Compliance
Introduction
At Tradeshift, our customers’ data has been central to the design and operation of the Tradeshift Platform since its inception. We strongly believe that security is a top priority for the success of ourselves and our customers.
This whitepaper describes some of the practices and processes in place to ensure that our mission to provide top notch services is successfully achieved and our customers are satisfied.

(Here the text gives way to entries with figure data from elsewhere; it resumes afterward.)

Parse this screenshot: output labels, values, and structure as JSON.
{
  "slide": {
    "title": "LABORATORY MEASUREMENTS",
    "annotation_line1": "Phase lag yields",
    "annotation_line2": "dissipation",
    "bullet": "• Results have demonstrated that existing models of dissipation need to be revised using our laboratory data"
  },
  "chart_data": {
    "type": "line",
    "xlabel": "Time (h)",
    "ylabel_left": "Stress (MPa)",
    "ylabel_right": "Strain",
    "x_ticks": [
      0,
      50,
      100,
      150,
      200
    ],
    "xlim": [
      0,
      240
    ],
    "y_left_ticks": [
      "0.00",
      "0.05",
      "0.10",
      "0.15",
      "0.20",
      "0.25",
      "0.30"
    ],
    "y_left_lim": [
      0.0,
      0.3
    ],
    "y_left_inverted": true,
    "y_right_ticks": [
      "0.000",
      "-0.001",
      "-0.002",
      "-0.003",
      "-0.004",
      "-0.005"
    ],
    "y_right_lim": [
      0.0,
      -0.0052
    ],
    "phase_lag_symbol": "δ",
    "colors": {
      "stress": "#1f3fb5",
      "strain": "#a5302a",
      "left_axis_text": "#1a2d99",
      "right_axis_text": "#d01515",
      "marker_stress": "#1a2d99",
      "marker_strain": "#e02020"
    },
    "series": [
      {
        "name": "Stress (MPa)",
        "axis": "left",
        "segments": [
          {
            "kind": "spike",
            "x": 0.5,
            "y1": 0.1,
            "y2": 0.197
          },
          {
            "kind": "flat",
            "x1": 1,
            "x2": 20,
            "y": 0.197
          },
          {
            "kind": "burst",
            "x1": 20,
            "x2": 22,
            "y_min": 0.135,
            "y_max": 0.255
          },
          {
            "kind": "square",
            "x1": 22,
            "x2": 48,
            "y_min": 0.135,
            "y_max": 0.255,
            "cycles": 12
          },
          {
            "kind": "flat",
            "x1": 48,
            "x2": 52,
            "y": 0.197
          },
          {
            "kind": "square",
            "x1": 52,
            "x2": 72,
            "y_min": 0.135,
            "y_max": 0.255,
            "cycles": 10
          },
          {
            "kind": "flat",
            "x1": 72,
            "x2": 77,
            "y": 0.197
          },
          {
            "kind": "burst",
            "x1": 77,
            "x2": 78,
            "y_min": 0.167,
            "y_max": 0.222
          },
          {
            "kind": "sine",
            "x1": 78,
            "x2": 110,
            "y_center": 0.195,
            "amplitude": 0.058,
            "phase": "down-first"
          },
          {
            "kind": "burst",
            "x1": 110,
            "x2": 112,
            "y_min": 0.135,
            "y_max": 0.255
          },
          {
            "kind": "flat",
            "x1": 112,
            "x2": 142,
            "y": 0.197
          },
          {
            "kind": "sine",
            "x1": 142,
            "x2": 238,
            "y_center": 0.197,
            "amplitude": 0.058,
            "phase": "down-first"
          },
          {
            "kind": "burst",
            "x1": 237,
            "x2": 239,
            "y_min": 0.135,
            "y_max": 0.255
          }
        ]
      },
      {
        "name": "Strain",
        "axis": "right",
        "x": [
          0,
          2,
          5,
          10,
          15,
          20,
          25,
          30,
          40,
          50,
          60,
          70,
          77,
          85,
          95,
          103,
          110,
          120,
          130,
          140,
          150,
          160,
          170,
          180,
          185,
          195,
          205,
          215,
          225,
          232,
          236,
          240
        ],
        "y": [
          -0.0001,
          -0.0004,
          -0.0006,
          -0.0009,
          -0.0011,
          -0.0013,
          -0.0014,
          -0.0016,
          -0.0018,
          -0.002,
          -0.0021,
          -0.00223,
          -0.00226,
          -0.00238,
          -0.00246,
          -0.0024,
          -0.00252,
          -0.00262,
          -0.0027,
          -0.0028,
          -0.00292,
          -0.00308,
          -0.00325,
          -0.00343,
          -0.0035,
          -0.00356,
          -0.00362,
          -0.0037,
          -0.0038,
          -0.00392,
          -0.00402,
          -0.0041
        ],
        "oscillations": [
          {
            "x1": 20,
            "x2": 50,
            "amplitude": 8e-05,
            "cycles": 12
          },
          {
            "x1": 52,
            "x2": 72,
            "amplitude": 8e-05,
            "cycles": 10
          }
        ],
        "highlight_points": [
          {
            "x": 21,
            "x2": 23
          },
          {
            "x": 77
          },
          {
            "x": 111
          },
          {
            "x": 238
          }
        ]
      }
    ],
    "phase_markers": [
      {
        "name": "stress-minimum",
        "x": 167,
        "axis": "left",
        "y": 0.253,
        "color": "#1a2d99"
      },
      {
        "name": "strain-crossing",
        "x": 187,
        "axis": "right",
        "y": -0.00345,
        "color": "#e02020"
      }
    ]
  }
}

Governance and Risk Assessment
Here at Tradeshift, we highly enforce code as policy as being our approach to securing our systems and environment. Even though we wish to prevent all security incidents, we are aware that there is no such thing as 100% secure. That is why we have implemented a comprehensive governance program with a strong risk assessment process at its core, in order to correctly prioritize and solve any issues that may arise.
Access Control
We are advocates of implementing security defense-in-depth and so access control is enforced at multiple layers of our infrastructure. We are very careful of who has access to what, making sure that we have adequate segregation of duties within our departments, and that access is granted on a need-to-know basis with a least privilege model.
Secure Software Development Life Cycle
Our services are centered around the Tradeshift platform. That is why we make sure that the development of our products are following best practices during their entire life cycle. Our developers are trained on secure coding and we make sure that our source code is properly reviewed and scanned for security issues both prior to as well as after it is released to production.
Data Classification and Data Security
As mentioned above, our customers’ data is our oil and we value it’s security. That is why everything we store or process is considered sensitive and we make sure that the highest level of security is enforced across our systems and infrastructure.
Physical Security
Our platform is a SaaS solution that is running entirely on our cloud providers’ physical infrastructure, which we carefully selected for it’s capability to provide us with uninterrupted uptime and strictest security within its data centers. The cloud provider is certified against globally recognised standards like ISO27001 and SOC type 1 and 2, following best practices which enforce our dedication to customers’ data security.
Configuration and Patch Management
As our platform is highly scalable and configurable, we needed to make sure that unintended configuration changes are not possible and that operational and security patches are timely and correctly applied. That is why we try to automate these processes as much as possible in order to prevent human error and enforce timely updates. We periodically scan for out of date software and libraries as well as misconfiguration within our environment.
Vulnerability Management and Incident Response
Here at Tradeshift, we keep security in mind when we perform our day to day activities, enforcing a proactive approach to prevent any incident occurrence. However, due to the rapid developments in technology we are aware that vulnerabilities remain a concern to everyone, especially when these can be exploited by ill-intentioned actors that seek profits or do harm. We are regularly performing vulnerability scanning and penetration tests to identify any holes in our products and remediate them as soon as possible. We have also defined a comprehensive incident response plan in order to identify, contain, eradicate and recover from any incidents that can affect our operations or compromise our customers’ data. We perform regular mock tests in order to assess our ability to respond to incidents and to improve our capabilities when dealing with unwanted scenarios.
Monitoring and Logging
One of the key aspects when trying to identify unintended and malicious activity is to have proper monitoring and logging set up. We are fully aware that the danger can be generated both from the outside and inside our network and environment. In order to timely identify and detect suspicious activity, we have implemented monitoring processes for our network and we are logging user activities within our systems. We periodically review our logs for any suspicious activity and triage events in order to filter false positives and escalate appropriately.
Data Backup & Restore
No company is safe from operational incidents or malicious activity such as ransomware attacks. As we mentioned, our customers’ data is our oil and we protect it against all attempts of theft or alteration. We perform full and incremental backups on a daily basis and also include restoration tests to evaluate our capabilities to restore data.
Business Continuity & Disaster Recovery
Having our operations split across the globe, it is important to have our platform operational for all our customers, with minimum to no downtime. This is why it is important that business continuity is ensured and we have processes in place to restore our normal activity in case of business disruption. We have defined a business continuity and disaster recovery plan that clearly describes the steps we need to take when facing any disruption. At least annually, we test our capabilities and time to respond to disruptive incidents, making sure we cover a diverse set of scenarios that are relevant to our business model.
Awareness and Training
Although we try to automate our security controls as much as possible, we are aware that the most important defence is represented by our people. We try to improve our security culture by performing employee security training, both during onboarding as well as on an annual basis. Our training is tailored for each of our employees, making sure that everyone is prepared to identify and respond appropriately to any event that may compromise Tradeshift information security.
Compliance Management
We are aware that words alone cannot single handedly show the high standards our platform and employees adhere to with regards to security. Our rigorous and ever-expanding compliance program includes 3rd party audits that enable us to provide our customers reports validating the security of the platform with standards such as SOC 1 Type II, SOC 2 Type II, ISAE 3402 Type II, Payment Card Industry (PCI-DSS) Level 1 and ISO 27001.